Action, Comédie, Fantastique

My Flying Wife (1991)

Passport to Hell

Comédie fantastique d’action au budget restreint, My Flying Wife (1991) d’O Sing-Pui nous plonge dans le monde merveilleux des esprits, dont le but est de se réincarner et celui des gangsters, forcés de combattre les premiers.

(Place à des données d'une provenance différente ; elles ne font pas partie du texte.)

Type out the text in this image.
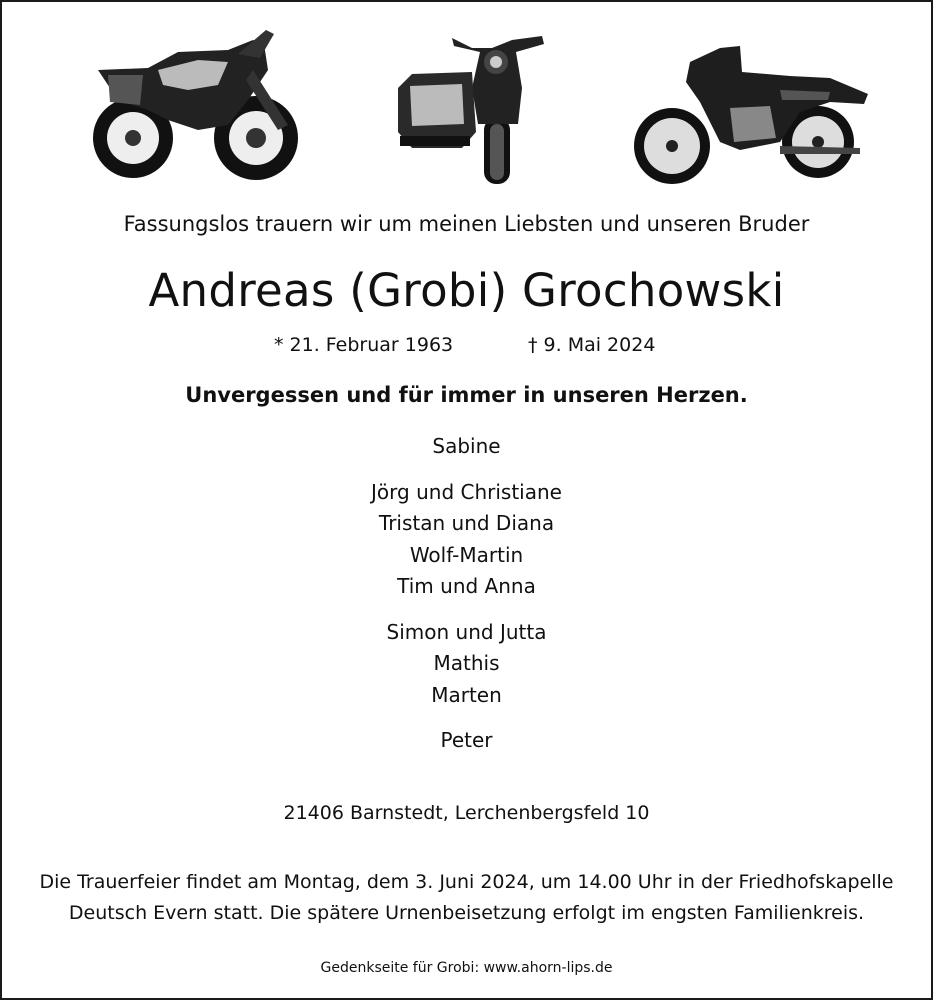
Fassungslos trauern wir um meinen Liebsten und unseren Bruder
Andreas (Grobi) Grochowski
* 21. Februar 1963	† 9. Mai 2024
Unvergessen und für immer in unseren Herzen.
Sabine
Jörg und Christiane
Tristan und Diana
Wolf-Martin
Tim und Anna
Simon und Jutta
Mathis
Marten
Peter
21406 Barnstedt, Lerchenbergsfeld 10
Die Trauerfeier findet am Montag, dem 3. Juni 2024, um 14.00 Uhr in der Friedhofskapelle
Deutsch Evern statt. Die spätere Urnenbeisetzung erfolgt im engsten Familienkreis.
Gedenkseite für Grobi: www.ahorn-lips.de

Chan Yu Qun (Sammo Hung Kam-Bo) est le responsable d’un garage de réparation de voiture. Avec ses mécaniciens, il est accessoirement membre des Triades. Il diligente alors Chiu (Terrence Fok Shui-Wa) pour retrouver une dénommée Helen Lo (Fennie Yuen Kit-Ying) qui doit une forte somme d’argent à leur boss (William Ho Ka-Kui). Alors qu’il se rend chez elle, il la sauve du suicide. Du même coup, il empêche la réincarnation de Larry (To Ka-Ho), le fils de Siu Hung (Yu Li). Ces derniers sont des esprits en attente de réincarnation. Face à cet échec, Siu Hung met tout en œuvre pour faire réincarner son enfant. Pour sauver son homme de main, Chan Yu Qun fait appel à Fatt (Tommy Wong Kwong-Leung), un fat-si aveugle…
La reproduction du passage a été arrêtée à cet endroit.